Vice President Kamala Harris, a daughter of immigrants who rose through the California political and law enforcement ranks to become the first female vice president in US history, formally secured the Democratic presidential nomination on Monday.
She is the first woman of colour to feature at the top of a major party’s ticket.
More than four years after her first attempt at the presidency collapsed, Ms Harris’ coronation as her party’s standard-bearer caps a tumultuous and frenetic period for Democrats prompted by President Joe Biden’s disastrous June debate performance that shattered his own supporters’ confidence in his re-election prospects and spurred extraordinary intraparty warfare about whether he should stay in the race.
Just as soon as Mr Biden abruptly ended his candidacy, Ms Harris and her team worked rapidly to secure backing from the 1,976 party delegates needed to clinch the nomination in a formal roll call vote.
She reached that marker at warp speed, with an Associated Press survey of delegates nationwide showing she locked down the necessary commitments a mere 32 hours after Mr Biden’s announcement.
Ms Harris’ nomination became official after a five-day round of online balloting by Democratic National Convention delegates ended on Monday night.
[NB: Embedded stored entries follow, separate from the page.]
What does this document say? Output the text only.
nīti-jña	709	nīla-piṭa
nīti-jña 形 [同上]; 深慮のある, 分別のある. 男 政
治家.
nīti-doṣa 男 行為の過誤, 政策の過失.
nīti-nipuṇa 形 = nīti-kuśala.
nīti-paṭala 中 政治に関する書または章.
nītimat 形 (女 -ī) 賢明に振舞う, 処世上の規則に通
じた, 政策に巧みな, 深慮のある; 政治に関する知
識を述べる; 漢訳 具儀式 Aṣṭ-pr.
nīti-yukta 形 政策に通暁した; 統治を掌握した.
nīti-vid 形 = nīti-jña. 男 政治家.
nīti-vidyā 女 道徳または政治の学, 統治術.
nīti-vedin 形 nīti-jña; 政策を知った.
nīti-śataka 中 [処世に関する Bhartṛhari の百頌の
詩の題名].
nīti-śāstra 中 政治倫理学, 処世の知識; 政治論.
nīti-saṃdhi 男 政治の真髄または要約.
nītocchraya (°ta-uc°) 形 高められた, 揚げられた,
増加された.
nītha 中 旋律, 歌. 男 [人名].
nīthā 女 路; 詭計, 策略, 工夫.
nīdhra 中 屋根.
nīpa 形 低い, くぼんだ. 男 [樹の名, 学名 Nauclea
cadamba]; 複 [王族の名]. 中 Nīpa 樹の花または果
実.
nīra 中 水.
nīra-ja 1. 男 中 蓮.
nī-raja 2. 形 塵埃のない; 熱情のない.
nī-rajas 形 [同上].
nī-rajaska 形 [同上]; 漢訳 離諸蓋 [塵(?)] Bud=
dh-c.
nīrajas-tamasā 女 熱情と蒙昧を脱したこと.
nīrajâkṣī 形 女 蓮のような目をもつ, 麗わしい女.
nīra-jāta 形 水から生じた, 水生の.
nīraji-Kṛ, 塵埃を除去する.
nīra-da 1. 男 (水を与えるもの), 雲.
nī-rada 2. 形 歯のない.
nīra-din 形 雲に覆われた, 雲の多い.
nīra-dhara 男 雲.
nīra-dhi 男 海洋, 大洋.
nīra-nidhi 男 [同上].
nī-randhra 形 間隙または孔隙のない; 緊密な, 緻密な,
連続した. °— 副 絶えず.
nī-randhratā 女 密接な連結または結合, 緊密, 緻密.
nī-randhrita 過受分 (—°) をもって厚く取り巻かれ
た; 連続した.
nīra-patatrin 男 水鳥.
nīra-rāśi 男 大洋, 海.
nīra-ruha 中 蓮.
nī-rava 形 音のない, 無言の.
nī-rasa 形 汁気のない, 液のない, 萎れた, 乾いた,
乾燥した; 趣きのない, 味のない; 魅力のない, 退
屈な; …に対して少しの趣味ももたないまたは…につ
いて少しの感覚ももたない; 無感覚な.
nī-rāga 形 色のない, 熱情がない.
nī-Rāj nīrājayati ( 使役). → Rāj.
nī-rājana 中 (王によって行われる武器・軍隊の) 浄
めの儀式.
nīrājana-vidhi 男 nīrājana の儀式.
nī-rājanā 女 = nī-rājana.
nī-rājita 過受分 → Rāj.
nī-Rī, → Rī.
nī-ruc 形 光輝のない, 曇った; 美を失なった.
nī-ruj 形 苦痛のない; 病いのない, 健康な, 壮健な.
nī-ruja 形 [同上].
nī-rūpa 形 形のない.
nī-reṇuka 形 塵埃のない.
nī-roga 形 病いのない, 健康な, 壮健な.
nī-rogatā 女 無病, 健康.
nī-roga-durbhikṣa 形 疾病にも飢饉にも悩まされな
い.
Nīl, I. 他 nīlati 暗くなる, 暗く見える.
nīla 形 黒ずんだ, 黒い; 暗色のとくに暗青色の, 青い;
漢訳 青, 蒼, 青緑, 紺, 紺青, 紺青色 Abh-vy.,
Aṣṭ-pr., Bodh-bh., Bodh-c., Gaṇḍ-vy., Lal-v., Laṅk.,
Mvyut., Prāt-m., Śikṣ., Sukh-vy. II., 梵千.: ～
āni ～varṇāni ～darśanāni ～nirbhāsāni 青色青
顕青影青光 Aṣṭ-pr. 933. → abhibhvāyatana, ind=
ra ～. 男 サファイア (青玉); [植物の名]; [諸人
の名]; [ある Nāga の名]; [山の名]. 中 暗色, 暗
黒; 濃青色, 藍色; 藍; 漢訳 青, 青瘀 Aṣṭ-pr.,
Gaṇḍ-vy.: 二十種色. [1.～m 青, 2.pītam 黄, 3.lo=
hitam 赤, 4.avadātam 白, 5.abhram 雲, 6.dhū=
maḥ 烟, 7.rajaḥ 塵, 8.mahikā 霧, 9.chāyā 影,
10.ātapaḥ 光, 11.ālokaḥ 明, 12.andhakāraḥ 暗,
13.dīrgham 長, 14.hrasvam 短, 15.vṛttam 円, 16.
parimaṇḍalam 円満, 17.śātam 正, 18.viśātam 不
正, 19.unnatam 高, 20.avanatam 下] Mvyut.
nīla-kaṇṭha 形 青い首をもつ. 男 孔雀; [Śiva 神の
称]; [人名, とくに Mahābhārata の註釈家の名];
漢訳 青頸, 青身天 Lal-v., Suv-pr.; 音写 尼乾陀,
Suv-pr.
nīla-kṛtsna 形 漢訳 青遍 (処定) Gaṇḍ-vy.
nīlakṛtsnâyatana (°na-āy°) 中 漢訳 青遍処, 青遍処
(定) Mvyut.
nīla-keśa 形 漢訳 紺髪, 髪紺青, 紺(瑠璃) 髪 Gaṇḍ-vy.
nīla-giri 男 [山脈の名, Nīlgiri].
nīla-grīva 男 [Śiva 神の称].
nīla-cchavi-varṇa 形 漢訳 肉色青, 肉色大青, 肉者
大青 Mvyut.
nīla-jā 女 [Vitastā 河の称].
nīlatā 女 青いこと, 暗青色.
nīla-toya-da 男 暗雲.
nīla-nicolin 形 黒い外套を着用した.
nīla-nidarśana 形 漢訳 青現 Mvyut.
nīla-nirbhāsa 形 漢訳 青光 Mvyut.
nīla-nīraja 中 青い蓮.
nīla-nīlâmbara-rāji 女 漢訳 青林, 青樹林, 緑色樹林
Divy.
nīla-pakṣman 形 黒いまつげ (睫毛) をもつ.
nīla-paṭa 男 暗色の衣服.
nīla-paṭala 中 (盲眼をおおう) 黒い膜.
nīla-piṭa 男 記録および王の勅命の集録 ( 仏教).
The party had long contemplated the early virtual roll call to ensure Mr Biden would appear on the ballot in every state.
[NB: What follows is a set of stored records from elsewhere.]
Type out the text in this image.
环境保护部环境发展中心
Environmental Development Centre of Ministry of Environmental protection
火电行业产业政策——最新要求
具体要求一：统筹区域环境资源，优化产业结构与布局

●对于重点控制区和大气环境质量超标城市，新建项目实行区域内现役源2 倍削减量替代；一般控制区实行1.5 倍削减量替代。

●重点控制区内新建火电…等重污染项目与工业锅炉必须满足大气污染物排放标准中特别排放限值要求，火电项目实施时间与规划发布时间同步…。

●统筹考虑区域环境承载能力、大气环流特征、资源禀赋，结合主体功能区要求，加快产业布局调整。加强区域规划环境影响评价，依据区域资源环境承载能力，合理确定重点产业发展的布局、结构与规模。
It said it would next formally certify the vote before holding a celebratory roll call at the party’s convention later this month in Chicago.
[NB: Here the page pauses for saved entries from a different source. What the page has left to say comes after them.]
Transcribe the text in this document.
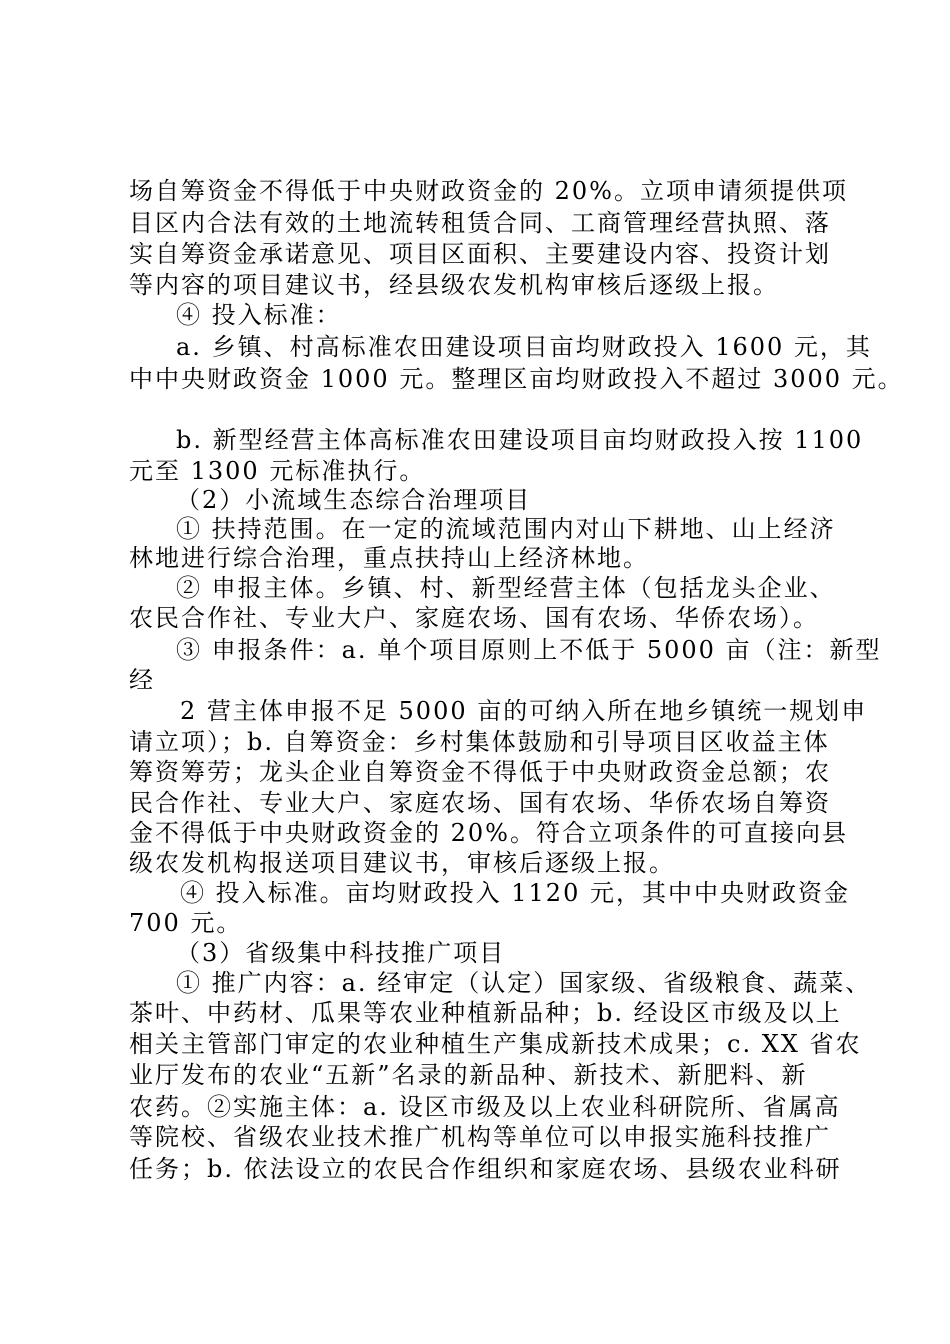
场自筹资金不得低于中央财政资金的 20%。立项申请须提供项
目区内合法有效的土地流转租赁合同、工商管理经营执照、落
实自筹资金承诺意见、项目区面积、主要建设内容、投资计划
等内容的项目建议书，经县级农发机构审核后逐级上报。
④ 投入标准：
a. 乡镇、村高标准农田建设项目亩均财政投入 1600 元，其
中中央财政资金 1000 元。整理区亩均财政投入不超过 3000 元。
b. 新型经营主体高标准农田建设项目亩均财政投入按 1100
元至 1300 元标准执行。
（2）小流域生态综合治理项目
① 扶持范围。在一定的流域范围内对山下耕地、山上经济
林地进行综合治理，重点扶持山上经济林地。
② 申报主体。乡镇、村、新型经营主体（包括龙头企业、
农民合作社、专业大户、家庭农场、国有农场、华侨农场）。
③ 申报条件：a. 单个项目原则上不低于 5000 亩（注：新型
经
2 营主体申报不足 5000 亩的可纳入所在地乡镇统一规划申
请立项）；b. 自筹资金：乡村集体鼓励和引导项目区收益主体
筹资筹劳；龙头企业自筹资金不得低于中央财政资金总额；农
民合作社、专业大户、家庭农场、国有农场、华侨农场自筹资
金不得低于中央财政资金的 20%。符合立项条件的可直接向县
级农发机构报送项目建议书，审核后逐级上报。
④ 投入标准。亩均财政投入 1120 元，其中中央财政资金
700 元。
（3）省级集中科技推广项目
① 推广内容：a. 经审定（认定）国家级、省级粮食、蔬菜、
茶叶、中药材、瓜果等农业种植新品种；b. 经设区市级及以上
相关主管部门审定的农业种植生产集成新技术成果；c. XX 省农
业厅发布的农业“五新”名录的新品种、新技术、新肥料、新
农药。②实施主体：a. 设区市级及以上农业科研院所、省属高
等院校、省级农业技术推广机构等单位可以申报实施科技推广
任务；b. 依法设立的农民合作组织和家庭农场、县级农业科研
An Associated Press-NORC Centre for Public Affairs Research poll conducted after Mr Biden withdrew found 46% of Americans have a favourable view of Harris, while a nearly identical share has an unfavourable view of her.
But more Democrats say they are satisfied with her candidacy compared with that of Mr Biden, energising a party that had long been resigned to the 81-year-old Mr Biden being its nominee against former president Donald Trump, a Republican they view as an existential threat.
Already Ms Harris has telegraphed that she does not plan to veer much from the themes and policies that framed Mr Biden’s candidacy, such as democracy, gun violence prevention and abortion rights.
But her delivery can be far more fiery, particularly when she invokes her prosecutorial background to lambast Mr Trump and his 34 felony convictions for falsifying business records in connection with a hush money scheme.
“Given that unique voice of a new generation, of a prosecutor and a woman when fundamental rights, especially reproductive rights, are on the line, it’s almost as if the stars have aligned for her at this moment in history,” said Democratic Senator Alex Padilla of California, who was tapped to succeed Ms Harris in the Senate when she became vice president.